Total Time Prep: 25 min. + chilling
Yield 1 cheesecake
Learn how to make no-bake strawberry cheesecake, a cloudlike, fruit-filled concoction that tastes great on a hot day.

Ingredients

  • GRAHAM CRACKER CRUST:
  • 1-1/2 cups graham cracker crumbs
  • 3 tablespoons sugar
  • 6 tablespoons butter, melted
  • CHEESECAKE FILLING:
  • 2 cups chopped fresh strawberries
  • 1 tablespoon cornstarch
  • 3 packages (8 ounces) cream cheese, softened
  • 1-1/2 cups confectioners' sugar
  • 1 tablespoon lemon juice
  • 1/2 teaspoon vanilla extract
  • 1/2 cup heavy whipping cream
  • 1 cup sliced fresh strawberries, optional

Directions

  1. In a small saucepan, cook berries and cornstarch over medium heat. Simmer until thickened and reduced, about 5-7 minutes. Cool completely.
  2. In a large bowl, combine graham cracker crumbs and sugar. Stir in melted butter until combined.

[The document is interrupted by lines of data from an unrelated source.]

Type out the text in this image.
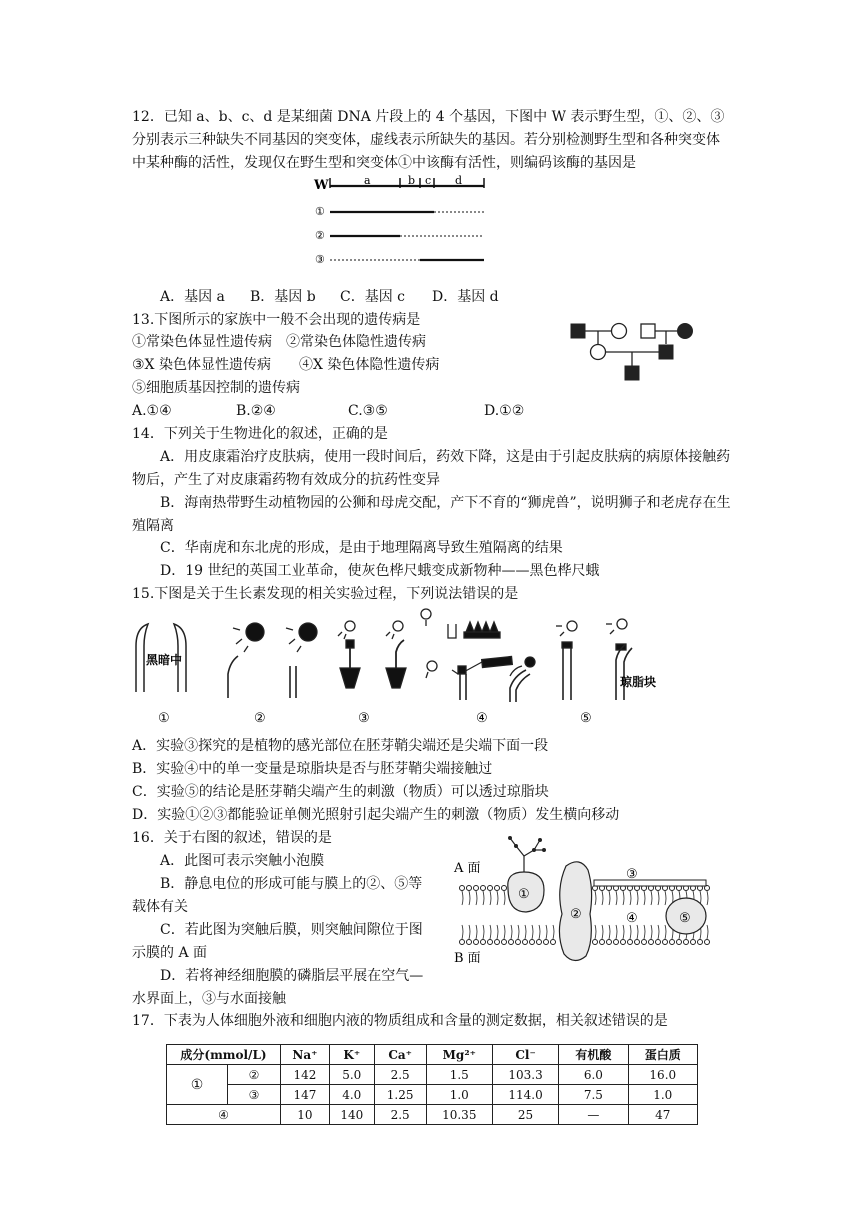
12．已知 a、b、c、d 是某细菌 DNA 片段上的 4 个基因，下图中 W 表示野生型，①、②、③分别表示三种缺失不同基因的突变体，虚线表示所缺失的基因。若分别检测野生型和各种突变体中某种酶的活性，发现仅在野生型和突变体①中该酶有活性，则编码该酶的基因是
W	a	b c d
①
②
③
A．基因 a B．基因 b C．基因 c D．基因 d
13.下图所示的家族中一般不会出现的遗传病是
①常染色体显性遗传病　②常染色体隐性遗传病
③X 染色体显性遗传病　　④X 染色体隐性遗传病
⑤细胞质基因控制的遗传病
A.①④	B.②④	C.③⑤	D.①②
14．下列关于生物进化的叙述，正确的是
A．用皮康霜治疗皮肤病，使用一段时间后，药效下降，这是由于引起皮肤病的病原体接触药物后，产生了对皮康霜药物有效成分的抗药性变异
B．海南热带野生动植物园的公狮和母虎交配，产下不育的“狮虎兽”，说明狮子和老虎存在生殖隔离
C．华南虎和东北虎的形成，是由于地理隔离导致生殖隔离的结果
D．19 世纪的英国工业革命，使灰色桦尺蛾变成新物种——黑色桦尺蛾
15.下图是关于生长素发现的相关实验过程，下列说法错误的是
黑暗中
①	②	③	④
琼脂块
⑤
A．实验③探究的是植物的感光部位在胚芽鞘尖端还是尖端下面一段
B．实验④中的单一变量是琼脂块是否与胚芽鞘尖端接触过
C．实验⑤的结论是胚芽鞘尖端产生的刺激（物质）可以透过琼脂块
D．实验①②③都能验证单侧光照射引起尖端产生的刺激（物质）发生横向移动
16．关于右图的叙述，错误的是
A．此图可表示突触小泡膜
B．静息电位的形成可能与膜上的②、⑤等载体有关
C．若此图为突触后膜，则突触间隙位于图示膜的 A 面
D．若将神经细胞膜的磷脂层平展在空气—水界面上，③与水面接触
A 面
B 面
①
②
③
④	⑤
17．下表为人体细胞外液和细胞内液的物质组成和含量的测定数据，相关叙述错误的是
成分(mmol/L)		Na⁺	K⁺	Ca⁺	Mg²⁺	Cl⁻	有机酸	蛋白质
①	②	142	5.0	2.5	1.5	103.3	6.0	16.0
	③	147	4.0	1.25	1.0	114.0	7.5	1.0
④		10	140	2.5	10.35	25	—	47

Firmly press mixture into a 9-in. springform pan, covering the bottom in an even layer and 1/2-in. up the sides; set aside.
  3. Place cream cheese in a food processor and blend until smooth. Add reserved strawberry mixture, confectioners' sugar, lemon juice and vanilla and pulse until incorporated.
  4. In a large bowl, beat the heavy cream using an electric hand mixer set on high speed until stiff peaks form, 1-2 minutes. Gently fold strawberry mixture into whipped cream until just combined. Transfer cheesecake filling to the springform pan, spreading evenly with a spatula. Refrigerate 6 hours or overnight. Slice and serve with strawberries on top, if desired.

Nutrition Facts

1 slice: 420 calories, 30g fat (18g saturated fat), 84mg cholesterol, 284mg sodium, 34g carbohydrate (25g sugars, 1g fiber), 5g protein.